Eurozone inflation dips to 8.5%, but will interest rates go up on Thursday?
Europe’s inflation rate dipped at the start of the year, giving some relief to consumers but still leaving them facing higher prices. The cost of living crisis has have driven protests and is likely to press the European Central Bank into another interest rate hike on Thursday.
The consumer price index for the 20 countries that use the euro currency reached 8.5% in January compared with a year earlier, European Union statistics agency Eurostat said Wednesday. That’s down from the annual rate of 9.2% in December.
It’s the first report on consumer prices that includes data from Croatia, which joined the eurozone on Jan. 1, but lacked unavailable figures from Germany, Europe’s biggest economy. Inflation in Europe has now slowed for the third month in a row, falling from a record high of 10.6% in October.
Food and energy prices are persisting as the major factors driving up European inflation. Prices for food, alcohol and tobacco rose at a 14.1% annual pace in January, while energy prices rose 17.2%.
Russia’s war in Ukraine has shaken up food and energy markets, and while commodity prices have fallen from all-time highs last year, consumers are not yet seeing relief on their utility bills. Natural gas prices have dropped from records last summer thanks to a scramble to find supplies outside Russia and warmer winter weather that eased energy demand for heating. While Europe may have dodged fears of energy rationing and shortages after Russia cut off most supplies, natural gas prices are still three times higher than before Russia started massing troops on Ukraine’s border.
The energy upheaval has made the cost of living squeeze more painful in continental Europe and the United Kingdom than in the U.S., leading to protests and strikes from workers in several countries seeking pay that keeps pace with inflation.
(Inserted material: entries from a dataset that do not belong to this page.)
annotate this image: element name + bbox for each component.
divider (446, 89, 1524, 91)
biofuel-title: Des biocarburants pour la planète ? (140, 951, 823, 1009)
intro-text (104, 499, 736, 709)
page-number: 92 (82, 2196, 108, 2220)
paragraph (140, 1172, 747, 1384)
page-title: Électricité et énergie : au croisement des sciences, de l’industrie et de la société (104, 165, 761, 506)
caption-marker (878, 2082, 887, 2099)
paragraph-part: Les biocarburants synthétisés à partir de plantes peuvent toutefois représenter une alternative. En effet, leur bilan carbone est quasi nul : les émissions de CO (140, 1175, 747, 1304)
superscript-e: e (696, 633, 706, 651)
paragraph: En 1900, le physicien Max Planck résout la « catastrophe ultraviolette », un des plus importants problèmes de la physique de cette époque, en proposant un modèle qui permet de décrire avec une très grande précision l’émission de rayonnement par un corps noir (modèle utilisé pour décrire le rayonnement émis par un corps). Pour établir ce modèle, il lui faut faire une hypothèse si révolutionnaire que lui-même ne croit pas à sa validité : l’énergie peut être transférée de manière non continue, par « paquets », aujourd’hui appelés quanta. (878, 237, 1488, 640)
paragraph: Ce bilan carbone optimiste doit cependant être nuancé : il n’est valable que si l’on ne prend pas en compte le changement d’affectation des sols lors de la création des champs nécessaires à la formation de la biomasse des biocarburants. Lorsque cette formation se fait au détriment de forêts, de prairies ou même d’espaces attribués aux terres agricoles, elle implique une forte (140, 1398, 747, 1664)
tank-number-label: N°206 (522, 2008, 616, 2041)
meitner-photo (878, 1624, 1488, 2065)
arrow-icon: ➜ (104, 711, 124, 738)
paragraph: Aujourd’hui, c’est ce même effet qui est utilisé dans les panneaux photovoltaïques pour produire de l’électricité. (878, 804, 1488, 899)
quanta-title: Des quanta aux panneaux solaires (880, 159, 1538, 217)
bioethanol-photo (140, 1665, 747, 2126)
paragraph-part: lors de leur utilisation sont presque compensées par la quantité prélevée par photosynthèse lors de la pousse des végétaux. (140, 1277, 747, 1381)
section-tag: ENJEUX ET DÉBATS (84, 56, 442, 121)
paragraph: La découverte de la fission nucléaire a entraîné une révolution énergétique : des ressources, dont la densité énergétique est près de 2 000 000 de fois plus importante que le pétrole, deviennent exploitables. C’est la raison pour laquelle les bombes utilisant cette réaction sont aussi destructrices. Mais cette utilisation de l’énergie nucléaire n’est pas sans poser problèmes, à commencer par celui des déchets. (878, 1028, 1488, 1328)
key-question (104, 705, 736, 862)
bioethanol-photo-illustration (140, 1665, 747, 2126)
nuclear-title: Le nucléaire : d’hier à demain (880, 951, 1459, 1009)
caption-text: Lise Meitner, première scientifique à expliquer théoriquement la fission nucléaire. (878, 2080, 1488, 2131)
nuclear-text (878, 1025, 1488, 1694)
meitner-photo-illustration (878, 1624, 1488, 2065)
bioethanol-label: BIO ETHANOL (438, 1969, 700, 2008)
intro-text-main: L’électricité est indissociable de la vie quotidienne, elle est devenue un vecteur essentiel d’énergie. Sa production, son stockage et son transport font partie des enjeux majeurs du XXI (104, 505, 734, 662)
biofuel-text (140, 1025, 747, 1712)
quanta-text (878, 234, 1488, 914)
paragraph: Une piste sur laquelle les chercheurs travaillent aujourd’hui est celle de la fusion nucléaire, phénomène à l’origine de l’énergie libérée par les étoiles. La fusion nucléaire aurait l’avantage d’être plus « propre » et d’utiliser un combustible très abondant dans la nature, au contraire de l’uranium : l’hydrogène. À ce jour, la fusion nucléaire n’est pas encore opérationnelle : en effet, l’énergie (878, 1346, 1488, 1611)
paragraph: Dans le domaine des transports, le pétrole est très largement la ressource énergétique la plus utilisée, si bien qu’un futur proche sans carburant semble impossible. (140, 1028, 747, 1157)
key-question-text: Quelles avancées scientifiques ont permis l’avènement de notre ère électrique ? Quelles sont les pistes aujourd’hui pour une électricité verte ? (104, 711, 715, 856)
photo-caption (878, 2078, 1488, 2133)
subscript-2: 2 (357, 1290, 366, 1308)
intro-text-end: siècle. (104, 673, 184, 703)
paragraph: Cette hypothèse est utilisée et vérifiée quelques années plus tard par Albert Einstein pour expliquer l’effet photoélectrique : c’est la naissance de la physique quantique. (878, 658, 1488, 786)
U.S. annual inflation dropped to 6.5% in December, while the UK reading of 10.5% signalled how the British economy was a striking exception to the International Monetary Fund’s brighter outlook for 2023.
In the euro-zone core inflation, which doesn’t include volatile food and energy costs, held steady at 5.2% last month, underlining how prices are rising for both services and goods such as clothing, appliances, cars and computers.